Зора с трудом приподнимается, хватаясь за живот, и дико смотрит на меня. Санди пятится на кухню. За дверью негромко, но внятно капитан говорит: «Слышишь?» Отвечаю: «Да, отоприте». Но он не со мной говорит… Там шаги и какой-то короткий звон, словно разбилось стекло. У меня все слова вымело из памяти. Тупо повторяю: отоприте.

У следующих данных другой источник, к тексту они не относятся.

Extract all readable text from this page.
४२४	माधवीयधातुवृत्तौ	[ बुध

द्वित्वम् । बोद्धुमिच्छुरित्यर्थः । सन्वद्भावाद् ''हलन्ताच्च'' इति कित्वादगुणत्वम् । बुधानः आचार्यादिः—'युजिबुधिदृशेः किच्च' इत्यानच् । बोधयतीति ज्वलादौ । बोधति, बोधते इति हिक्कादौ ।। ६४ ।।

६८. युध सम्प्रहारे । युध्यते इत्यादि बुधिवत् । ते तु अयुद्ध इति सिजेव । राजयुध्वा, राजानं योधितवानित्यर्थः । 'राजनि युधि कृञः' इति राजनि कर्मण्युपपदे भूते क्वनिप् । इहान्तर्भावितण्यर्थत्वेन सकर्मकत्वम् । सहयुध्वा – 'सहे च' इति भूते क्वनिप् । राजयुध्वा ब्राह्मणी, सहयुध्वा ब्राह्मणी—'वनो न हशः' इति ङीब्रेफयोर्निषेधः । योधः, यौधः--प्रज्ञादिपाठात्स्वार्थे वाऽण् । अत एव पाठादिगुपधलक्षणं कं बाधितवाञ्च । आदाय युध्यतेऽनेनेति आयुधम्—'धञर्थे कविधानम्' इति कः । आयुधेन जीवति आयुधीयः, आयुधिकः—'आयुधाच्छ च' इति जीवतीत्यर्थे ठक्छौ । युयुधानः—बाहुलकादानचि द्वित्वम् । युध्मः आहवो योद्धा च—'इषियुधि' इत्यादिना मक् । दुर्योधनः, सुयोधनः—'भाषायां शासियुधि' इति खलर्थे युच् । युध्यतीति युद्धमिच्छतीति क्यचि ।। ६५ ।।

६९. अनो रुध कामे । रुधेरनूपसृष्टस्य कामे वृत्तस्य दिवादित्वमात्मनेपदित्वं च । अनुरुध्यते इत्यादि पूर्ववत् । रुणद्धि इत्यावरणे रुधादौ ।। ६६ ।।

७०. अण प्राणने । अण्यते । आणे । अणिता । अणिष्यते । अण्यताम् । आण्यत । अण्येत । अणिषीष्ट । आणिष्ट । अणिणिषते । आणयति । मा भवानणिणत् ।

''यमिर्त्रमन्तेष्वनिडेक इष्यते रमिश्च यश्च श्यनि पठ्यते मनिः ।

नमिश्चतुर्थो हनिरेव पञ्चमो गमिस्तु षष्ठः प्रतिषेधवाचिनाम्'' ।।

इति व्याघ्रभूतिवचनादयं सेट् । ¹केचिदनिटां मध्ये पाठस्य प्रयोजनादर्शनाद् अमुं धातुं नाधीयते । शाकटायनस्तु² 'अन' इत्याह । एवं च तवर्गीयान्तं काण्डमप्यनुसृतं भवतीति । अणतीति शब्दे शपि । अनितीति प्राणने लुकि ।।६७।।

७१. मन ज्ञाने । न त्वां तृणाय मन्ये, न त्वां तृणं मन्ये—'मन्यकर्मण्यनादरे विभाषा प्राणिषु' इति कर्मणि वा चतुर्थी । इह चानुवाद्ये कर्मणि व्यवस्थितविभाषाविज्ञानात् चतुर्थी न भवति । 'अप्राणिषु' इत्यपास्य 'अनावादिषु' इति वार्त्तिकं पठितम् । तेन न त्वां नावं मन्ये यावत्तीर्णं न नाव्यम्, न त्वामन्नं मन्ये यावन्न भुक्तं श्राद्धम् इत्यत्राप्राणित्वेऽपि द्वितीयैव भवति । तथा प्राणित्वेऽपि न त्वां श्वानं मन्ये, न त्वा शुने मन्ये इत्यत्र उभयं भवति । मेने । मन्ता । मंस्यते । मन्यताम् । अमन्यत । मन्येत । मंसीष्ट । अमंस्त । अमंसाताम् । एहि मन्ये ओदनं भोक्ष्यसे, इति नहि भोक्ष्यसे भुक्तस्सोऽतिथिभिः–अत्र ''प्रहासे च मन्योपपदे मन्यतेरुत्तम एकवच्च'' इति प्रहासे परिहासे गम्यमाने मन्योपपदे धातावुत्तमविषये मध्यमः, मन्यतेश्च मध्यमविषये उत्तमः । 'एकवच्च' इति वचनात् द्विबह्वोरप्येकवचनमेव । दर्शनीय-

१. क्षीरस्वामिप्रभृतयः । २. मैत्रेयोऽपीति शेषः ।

Молчание. Что-то стучит и катится. Ноги выносят меня с веранды. Вздрагиваю от выстрела. Сажусь на ступеньку. Это добили лошадь. Нет, не лошадь – серого мула. Они перестреляли наших лошадей. Андрес сидит на земле. Нина перевязывает ему голову. Можно подойти и врезать ему сапогом в живот, как врезал капитан Зоре. Или посоветовать застрелиться. Или спросить: кто ты такой?..
Тихо. Ветер улетел. Необъятная крона дуба-великана словно накрыта золотым диском. Солнце выкатилось. Подходит Старый Медведь и с ним двое. Один мрачно и тяжело обходит меня и поднимается в дом. Это, наверное, отец Зоры. Второй говорит: я заместитель окружного прокурора. Старый Медведь молча стоит надо мной. Закрываю глаза и не слушаю, что еще говорит заместитель. А Юджина так и сидит там, наверху, обхватив руками колени. Ей больно. И мне больно. Непонятно где. Везде.